Salary and retirement policies constitute one of the four variables proposed by Massa in his speech. The other three lifelines are more related to productive and financial issues that are based on an indisputable logic: stopping the fall and promoting growth protects and increases the cake that must be distributed.
But it would be a mistake to think that the people eat glass and that it can be screwed only with promises and words. Empty demagoguery showed that time is always short. And that policies that only favor capital can have immediate results, but they always end up in the middle of a fire, with an economic crisis and a political crisis because they are destabilizing and have a low rate of governability.
They are indices that do not contemplate neoliberal policies. They are political issues or social issues that, according to them, are not related to the parameters that companies need to do business. They imagine that they can solve them with repression. And that makes things worse. This was the experience in the governments of Carlos Menem, Fernando de la Rúa and Mauricio Macri. The public spending that Macri increased the most was that of equipment to repress social protest. And so it was.
The success of the measures exposed by Massa depends on the economic variables that he raised in his presentation, but also on the social variables. There is also a political factor that was very evident by the way in which the government was weakened with the untimely departure of Martín Guzmán, his star minister. That flank was strongly supported by the support of Cristina and Máximo Kirchner, the union leadership, the Buenos Aires mayors and the governors. That support produced a parenthesis of expectation in business sectors that will also try to pressure based on their interests.
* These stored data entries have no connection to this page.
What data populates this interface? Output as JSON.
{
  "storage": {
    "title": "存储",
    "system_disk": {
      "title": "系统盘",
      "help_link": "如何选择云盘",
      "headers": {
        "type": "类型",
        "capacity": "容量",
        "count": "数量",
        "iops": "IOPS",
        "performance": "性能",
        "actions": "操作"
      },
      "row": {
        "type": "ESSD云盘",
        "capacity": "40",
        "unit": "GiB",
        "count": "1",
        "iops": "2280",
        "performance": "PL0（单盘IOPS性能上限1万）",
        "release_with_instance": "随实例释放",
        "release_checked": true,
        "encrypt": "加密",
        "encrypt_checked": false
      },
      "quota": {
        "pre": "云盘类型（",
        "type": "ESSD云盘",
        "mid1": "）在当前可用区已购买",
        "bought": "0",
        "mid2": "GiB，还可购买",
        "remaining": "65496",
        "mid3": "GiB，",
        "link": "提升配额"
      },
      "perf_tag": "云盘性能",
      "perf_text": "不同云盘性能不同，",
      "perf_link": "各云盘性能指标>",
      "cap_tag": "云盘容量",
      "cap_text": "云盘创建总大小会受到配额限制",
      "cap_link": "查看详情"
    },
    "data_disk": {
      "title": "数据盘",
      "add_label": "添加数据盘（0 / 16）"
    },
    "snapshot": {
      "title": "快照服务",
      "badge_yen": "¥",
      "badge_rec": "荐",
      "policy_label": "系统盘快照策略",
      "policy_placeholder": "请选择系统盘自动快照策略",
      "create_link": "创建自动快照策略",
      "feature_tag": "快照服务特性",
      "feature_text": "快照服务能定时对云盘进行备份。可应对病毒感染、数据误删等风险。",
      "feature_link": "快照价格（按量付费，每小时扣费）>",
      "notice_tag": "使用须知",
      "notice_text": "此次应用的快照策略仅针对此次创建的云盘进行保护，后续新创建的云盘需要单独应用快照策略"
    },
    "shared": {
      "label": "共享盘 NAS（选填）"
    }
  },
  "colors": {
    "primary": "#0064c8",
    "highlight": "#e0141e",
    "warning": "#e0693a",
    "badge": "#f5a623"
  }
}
The emergence of the figure of Massa with such force runs between that discomfort that resents an important sector of the social base that supports the Front of All, to which is added the distrust for some moments of his history, such as his relationship, largely exaggerated measure, with political sectors in Washington. The correct performance in the Chamber of Deputies and the approval that he recovered among the majority of the Kirchner leaders balanced the balance enough for those sectors to wait for the new minister to start walking.
If he manages to finalize the advance of five billion dollars for exports together with the agreement to refinance the debt in pesos, as he announced at the press conference, he will have recovered what was set back when Guzmán left. You will have a more comfortable starting point.
Many of the new officials have been collaborators of Roberto Lavagna or referenced in the former minister in terms of their economic conceptions. Lavagna was the minister that Chacho Alvarez had in mind when he was Fernando de la Rúa’s vice-presidential candidate. But de la Rúa imposed José Luis Machinea. The ideas that Lavagna represents in the economic sphere initially converged with Kirchnerism, which represented a more distributionist vision.
Those conceptions existed from the start in Peronism. Although it is a time of scarcity and crisis, if the distributive idea is annulled, it is probable that the others will not work either.